You see a lot of posts like this on various internet message boards, complaining about how high house prices in Palo Alto are unjust. I read one hysterical post on Facebook recently saying that our town has lost all of its old charm and that only greedy, amoral people now live here. The two most frequent complaints: house prices are too high, and too many Asian immigrants are moving in, displacing "native" (read "white") Palo Altans.

I don't quite get what people like this believe is a proper solution to this supposed problem. From what I gather, they would like it if there were enforced limits on both house prices and the immigrant population.

So I guess the government should impose a price ceilings and racial quotas on the Palo Alto housing market. That big 5-bedroom house in Professorville that you fondly remember from your youth would thus sell for no more than, say, $800,000. The lucky buyer would be chosen by lottery.
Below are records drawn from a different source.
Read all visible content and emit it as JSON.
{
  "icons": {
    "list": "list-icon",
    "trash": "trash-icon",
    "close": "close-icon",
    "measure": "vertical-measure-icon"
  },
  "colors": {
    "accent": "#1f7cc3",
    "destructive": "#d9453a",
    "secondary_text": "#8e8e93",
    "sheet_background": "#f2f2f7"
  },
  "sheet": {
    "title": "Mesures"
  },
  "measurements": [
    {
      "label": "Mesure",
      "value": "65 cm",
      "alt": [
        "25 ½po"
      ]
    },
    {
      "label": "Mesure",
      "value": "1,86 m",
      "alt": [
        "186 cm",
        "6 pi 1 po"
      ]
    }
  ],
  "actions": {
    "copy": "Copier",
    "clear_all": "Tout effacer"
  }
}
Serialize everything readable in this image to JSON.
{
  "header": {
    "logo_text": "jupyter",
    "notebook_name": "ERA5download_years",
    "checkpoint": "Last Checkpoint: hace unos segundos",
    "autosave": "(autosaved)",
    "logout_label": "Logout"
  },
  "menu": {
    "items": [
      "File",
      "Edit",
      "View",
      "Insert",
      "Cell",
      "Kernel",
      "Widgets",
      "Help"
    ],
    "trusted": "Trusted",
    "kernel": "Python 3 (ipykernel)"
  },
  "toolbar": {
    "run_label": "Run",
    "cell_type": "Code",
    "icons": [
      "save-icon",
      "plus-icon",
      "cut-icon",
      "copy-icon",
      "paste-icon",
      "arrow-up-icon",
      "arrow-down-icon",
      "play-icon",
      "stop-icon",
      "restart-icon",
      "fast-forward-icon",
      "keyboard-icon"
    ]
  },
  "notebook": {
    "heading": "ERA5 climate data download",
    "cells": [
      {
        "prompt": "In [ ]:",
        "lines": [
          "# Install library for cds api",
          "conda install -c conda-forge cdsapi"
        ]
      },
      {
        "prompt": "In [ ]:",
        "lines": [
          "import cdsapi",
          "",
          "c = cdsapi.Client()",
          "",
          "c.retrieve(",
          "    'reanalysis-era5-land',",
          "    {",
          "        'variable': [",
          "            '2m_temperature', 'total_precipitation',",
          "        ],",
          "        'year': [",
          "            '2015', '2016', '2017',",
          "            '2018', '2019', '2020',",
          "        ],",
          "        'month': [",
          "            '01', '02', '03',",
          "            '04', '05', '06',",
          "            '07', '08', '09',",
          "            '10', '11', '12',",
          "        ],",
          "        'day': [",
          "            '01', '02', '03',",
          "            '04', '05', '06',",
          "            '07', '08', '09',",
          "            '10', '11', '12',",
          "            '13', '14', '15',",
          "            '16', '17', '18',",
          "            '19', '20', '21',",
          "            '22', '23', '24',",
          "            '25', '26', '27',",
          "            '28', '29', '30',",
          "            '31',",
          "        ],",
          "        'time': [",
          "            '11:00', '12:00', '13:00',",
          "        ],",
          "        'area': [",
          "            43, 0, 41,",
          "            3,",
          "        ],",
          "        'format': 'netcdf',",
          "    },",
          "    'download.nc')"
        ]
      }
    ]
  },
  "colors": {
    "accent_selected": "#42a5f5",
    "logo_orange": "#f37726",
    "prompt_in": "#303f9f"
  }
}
The hordes of people wanting to buy at that price would have to submit an application indicating their race and national origin, and those with the preferred background--belonging to the white race, born in the US--would be granted preferential treatment in the lottery. In order to maintain the charm of Palo Alto, Chinese immigrants and other Asians would be banned from the lottery or pushed to the back of the queue.

It all sounds pretty ridiculous, but that's where these folks seem to be going with their complaints. They seem to forget that we live in a democracy with a market economy. It's not a fundamental human right to live in Palo Alto, nor is Palo Alto the only decent place a family in the Bay Area can live. I wouldn't mind living in a mansion in Atherton, but I can't afford it, so I live somewhere else.











Jerry Underdal
Registered user
Barron Park
on Jul 31, 2015 at 4:51 pm
Jerry Underdal, Barron Park
Registered user
on Jul 31, 2015 at 4:51 pm

@Mauricio
"We are getting alarmingly close in the bay area to favelas, which will be the only housing option for those not making huge salaries and owning stock options."

Another housing option is permanently affordable housing, owned by non-profit entities like Palo Alto Housing Corporation. Their rental properties don't get sold, much to the chagrin of corporations that would like to own them and charge what the market will bear. And profits from sales of homes purchased through Below Market Rate programs are shared by the sponsoring non-profit and the home owner. The non-profit's share goes to funds available for creating additional affordable housing.

As economically homogeneous as Palo Alto already is, imagine how exclusive it would be without the permanent presence of hundreds (anyone got a number for this?) of housing units that are required to keep rents affordable to specific household income categories.

@Another
"From what I gather, they would like it if there were enforced limits on both house prices and the immigrant population."

I agree that these are wrong-headed reactions to the current state of the housing market. Construction of more affordable housing would be a small but positive step to cushion the community somewhat against the negative effects of the heated real estate market.